A spokesperson declined to detail how Amazon was apportioning the rest of the layoffs.
The e-commerce giant has been laying off mostly corporate workers after a hiring spree during the COVID-19 pandemic left it with too many people.
The company recently wrapped up a round of job cuts that totaled about 18,000 workers. Those layoffs began in November last year and landed heaviest on Amazon’s recruiting and human resources teams, its sprawling retail group and devices teams.
The cuts announced on Monday come less than a week after Facebook owner Meta Platforms Inc said it was laying off another 10,000 employees and closing about 5,000 additional open roles in its own second major round of job cuts.
Meta CEO Mark Zuckerberg told employees during a recent internal meeting that the economic climate of layoffs and restructuring could last “many years.”
Other tech giants have reduced their headcount, including Google parent company Alphabet Inc, Microsoft Corp, Dell Technologies Inc and IBM.
As of early last month, more than 67,000 jobs had been eliminated across the industry since the beginning of the year, data compiled by Bloomberg showed.
It is a continuation of a trend from last year, when the tech sector announced 97,171 job cuts, up 649 percent compared with the previous year, according to consulting firm Challenger, Gray & Christmas Inc.
Amazon employed 1.54 million people worldwide at the end of December last year. The vast majority of those were hourly employees who pack and ship products in warehouses. Before the first round of layoffs began in November last year, the company said it had roughly 350,000 corporate employees.

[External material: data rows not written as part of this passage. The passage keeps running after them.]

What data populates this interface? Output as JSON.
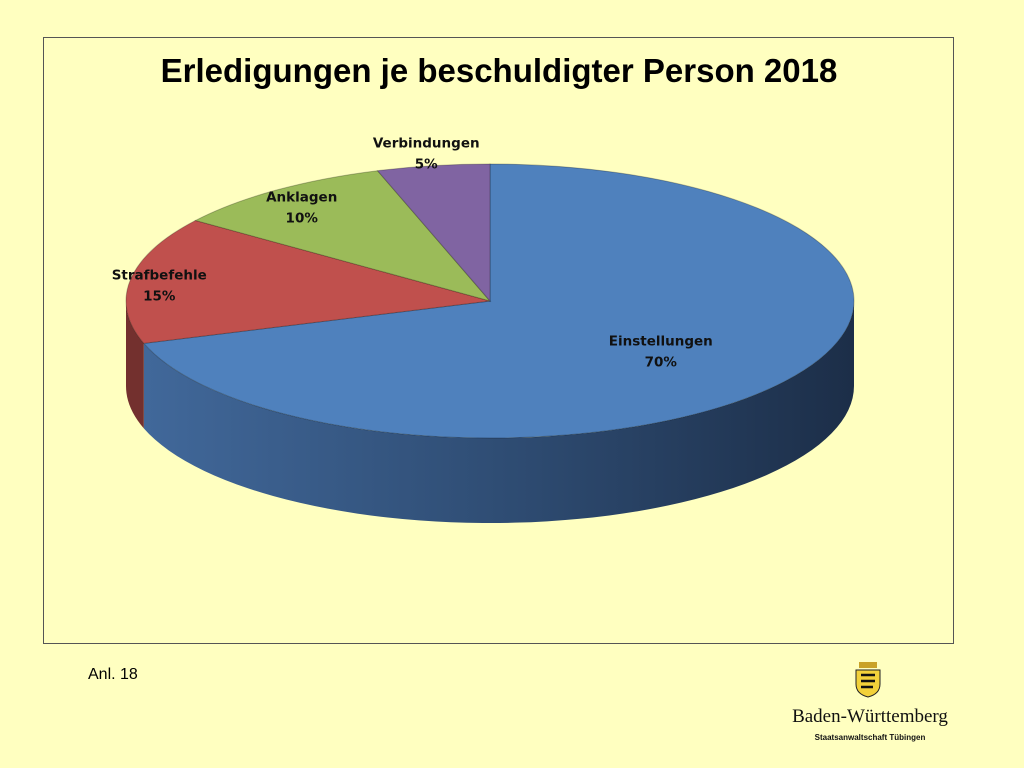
{
  "footnote": "Anl. 18",
  "logo": {
    "state": "Baden-Württemberg",
    "office": "Staatsanwaltschaft Tübingen",
    "icon": "coat-of-arms-icon"
  },
  "chart_data": {
    "type": "pie",
    "title": "Erledigungen je beschuldigter Person 2018",
    "legend": "none",
    "labels": [
      "Einstellungen",
      "Strafbefehle",
      "Anklagen",
      "Verbindungen"
    ],
    "values": [
      70,
      15,
      10,
      5
    ],
    "value_labels": [
      "70%",
      "15%",
      "10%",
      "5%"
    ],
    "colors": [
      "#4f81bd",
      "#c0504d",
      "#9bbb59",
      "#8064a2"
    ]
  }
}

The company has periodically worked to rekindle growth in its retail division, but the current slowdown is also hitting Amazon Web Services, the source of most of Amazon’s profit in the past few years.
Amazon chief financial officer Brian Olsavsky said he expected slower growth rates for Amazon’s cloud unit “the next few quarters.”
Expansion in Amazon’s lucrative advertising business has also slowed.
Jassy said the latest cuts came after teams completed another phase of the company’s annual planning process.
For the past several years most of Amazon’s businesses added significantly to their ranks, he said.
“The overriding tenet of our annual planning this year was to be leaner while doing so in a way that enables us to still invest robustly in the key long-term customer experiences that we believe can meaningfully improve customers’ lives and Amazon as a whole,” he said.
Amazon’s goal is for teams that are on the hook for cuts to determine which positions to eliminate by mid to late April, Jassy said.